Belgium's NRP - Macroeconomic effects of reducing the tax wedge on labour
Every three years, each EU Member State is required to set out its political priorities related to economic growth and job creation in a so-called National Reform Programme (NRP). The 2005-2008 programme prepared by the Belgian authorities proposes six lines of action for boosting growth and employment. For each of these lines of action, one or two quantitative objectives have been set out. In this working paper we compare the main macroeconomic objectives contained in the Belgian NRP with the results of the latest medium-term economic outlook produced by the Federal Planning Bureau. This no-policy-change scenario also serves as a baseline for analysing the effects on the main macroeconomic objectives of the government of a further reduction in social security contributions in order to ease the tax wedge on labour as foreseen in the NRP.
The medium-term economic outlook is a very detailed macroeconomic projection that covers developments by industry, evolutions in the labour market, in public fi-nances and in energy consumption and associated greenhouse gas emissions. The main objective of this projection is not to produce the forecasts that best anticipate the most likely political decisions, but rather to provide a consistent benchmark scenario under the assumption of no changes in economic and social policies. According to this scenario, compliance with the main macroeconomic objectives contained in the Belgian NRP would still require efforts in all areas and especially in the labour market.
We therefore computed the impact of a further reduction in social security contributions in order to achieve the target of lowering the fiscal and parafiscal pressure on labour by 2.2 percentage points of GDP between 2005 and 2010. This policy was simulated using the HERMES model under two different wage settings. The first modality supposes that the reduction in social security contributions has no effect on the wage bargaining process. Gross wages before indexation remain in this case identical to the baseline and as a result reductions in employers' social security contributions have full repercussion on the wage cost while a cut in employees' contributions leave the labour cost practically unchanged. The other modality assumes, on the contrary, that reductions in social security contributions do affect the wage setting according to the wage bargaining process specified in LABMOD, the FPB's labour market model: a reduction in employees' social security contributions will induce a decrease in gross wages while a reduction in employers' contributions will be partly captured by wage earners and gross wages will therefore increase. Concerning the latter, two types of policies were tested: a general reduction in employers' contributions and a reduction targeted at low wage earners.

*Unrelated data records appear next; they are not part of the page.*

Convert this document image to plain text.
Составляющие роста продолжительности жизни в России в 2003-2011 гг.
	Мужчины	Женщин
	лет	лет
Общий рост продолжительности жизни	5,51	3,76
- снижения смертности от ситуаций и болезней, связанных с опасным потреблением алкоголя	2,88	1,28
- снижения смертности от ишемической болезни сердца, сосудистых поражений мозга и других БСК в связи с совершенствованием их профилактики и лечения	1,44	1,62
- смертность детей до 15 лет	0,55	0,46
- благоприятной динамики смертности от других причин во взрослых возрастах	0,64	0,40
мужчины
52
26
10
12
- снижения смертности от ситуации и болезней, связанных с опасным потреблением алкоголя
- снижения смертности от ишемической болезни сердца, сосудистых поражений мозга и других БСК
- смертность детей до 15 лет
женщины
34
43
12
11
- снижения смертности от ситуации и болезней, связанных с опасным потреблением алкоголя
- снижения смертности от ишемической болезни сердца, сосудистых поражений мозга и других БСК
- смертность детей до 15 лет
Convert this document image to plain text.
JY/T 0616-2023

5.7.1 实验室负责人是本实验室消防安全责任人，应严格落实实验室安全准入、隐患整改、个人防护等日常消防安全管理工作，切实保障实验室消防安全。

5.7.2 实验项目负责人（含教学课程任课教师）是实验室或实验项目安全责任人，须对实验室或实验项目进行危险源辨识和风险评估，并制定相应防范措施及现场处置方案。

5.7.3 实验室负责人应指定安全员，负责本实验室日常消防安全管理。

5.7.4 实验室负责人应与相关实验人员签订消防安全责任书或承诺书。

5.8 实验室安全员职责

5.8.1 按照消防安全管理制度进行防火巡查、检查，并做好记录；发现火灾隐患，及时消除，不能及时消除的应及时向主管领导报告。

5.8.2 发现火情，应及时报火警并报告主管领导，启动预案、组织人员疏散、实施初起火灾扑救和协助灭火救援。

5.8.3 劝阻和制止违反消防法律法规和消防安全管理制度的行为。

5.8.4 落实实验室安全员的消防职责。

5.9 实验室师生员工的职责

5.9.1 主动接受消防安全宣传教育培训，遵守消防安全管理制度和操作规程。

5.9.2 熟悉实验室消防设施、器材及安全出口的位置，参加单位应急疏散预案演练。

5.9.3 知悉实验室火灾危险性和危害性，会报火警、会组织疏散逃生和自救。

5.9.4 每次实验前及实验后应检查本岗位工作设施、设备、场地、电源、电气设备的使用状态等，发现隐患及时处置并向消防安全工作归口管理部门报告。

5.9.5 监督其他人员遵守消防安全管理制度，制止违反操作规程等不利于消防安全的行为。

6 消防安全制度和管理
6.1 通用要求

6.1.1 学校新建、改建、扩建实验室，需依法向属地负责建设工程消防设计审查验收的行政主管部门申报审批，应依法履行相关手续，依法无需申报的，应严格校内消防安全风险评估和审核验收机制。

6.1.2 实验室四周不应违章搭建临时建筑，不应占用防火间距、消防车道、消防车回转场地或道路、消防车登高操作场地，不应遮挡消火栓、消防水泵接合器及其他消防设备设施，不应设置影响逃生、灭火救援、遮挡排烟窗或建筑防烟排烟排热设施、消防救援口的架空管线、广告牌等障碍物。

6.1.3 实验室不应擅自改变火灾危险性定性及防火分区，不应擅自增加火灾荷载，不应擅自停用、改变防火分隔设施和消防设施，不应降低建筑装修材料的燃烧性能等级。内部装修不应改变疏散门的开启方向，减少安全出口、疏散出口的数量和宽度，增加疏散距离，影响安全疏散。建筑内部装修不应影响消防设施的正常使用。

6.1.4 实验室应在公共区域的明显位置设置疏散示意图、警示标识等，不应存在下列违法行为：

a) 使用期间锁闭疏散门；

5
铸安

With the modality of unchanged gross wages, both policies have a positive impact on growth and employment but the targeted reductions in employers' contributions induce the creation of more jobs and a slightly higher GDP, despite their dampening effects on labour productivity. In the other wage setting framework, the impact of the policies tends to be somewhat more favourable as the lowering of the gross wages induced by the reduction in employees' contributions dominates the increasing impact caused by the cut in employers' contributions. All in all, reducing the tax wedge undeniably boosts economic activity and increases the employment rate.

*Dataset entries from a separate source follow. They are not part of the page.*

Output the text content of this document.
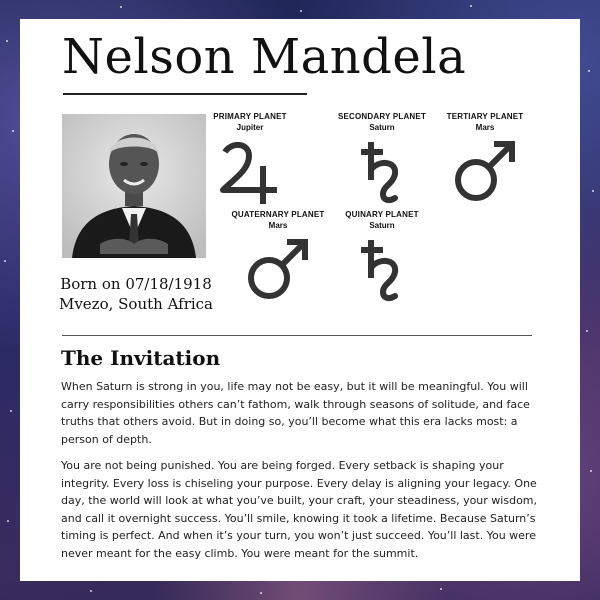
Nelson Mandela
Born on 07/18/1918
Mvezo, South Africa
PRIMARY PLANET
Jupiter
SECONDARY PLANET
Saturn
TERTIARY PLANET
Mars
QUATERNARY PLANET
Mars
QUINARY PLANET
Saturn
The Invitation

When Saturn is strong in you, life may not be easy, but it will be meaningful. You will carry responsibilities others can’t fathom, walk through seasons of solitude, and face truths that others avoid. But in doing so, you’ll become what this era lacks most: a person of depth.

You are not being punished. You are being forged. Every setback is shaping your integrity. Every loss is chiseling your purpose. Every delay is aligning your legacy. One day, the world will look at what you’ve built, your craft, your steadiness, your wisdom, and call it overnight success. You’ll smile, knowing it took a lifetime. Because Saturn’s timing is perfect. And when it’s your turn, you won’t just succeed. You’ll last. You were never meant for the easy climb. You were meant for the summit.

Nevertheless these policies have a negative impact on the other objectives of the NRP, notably regarding public finances and greenhouse gas emissions. The budget balance deteriorates in comparison with the reference scenario because the additional public revenues and reduced public expenditure generated by the simulated policies are insufficient to fully compensate for the initial budgetary cost. Note that the policy targeting low wage earners produces the worst outcome for the budget balance, as the substitution in favour of this category of workers tends to slow down the increase in the wage bill and, as a result, income tax revenue. Moreover, the Kyoto protocol objectives become even more difficult to attain because the higher economic growth produces a rise (although limited) in greenhouse gas emissions.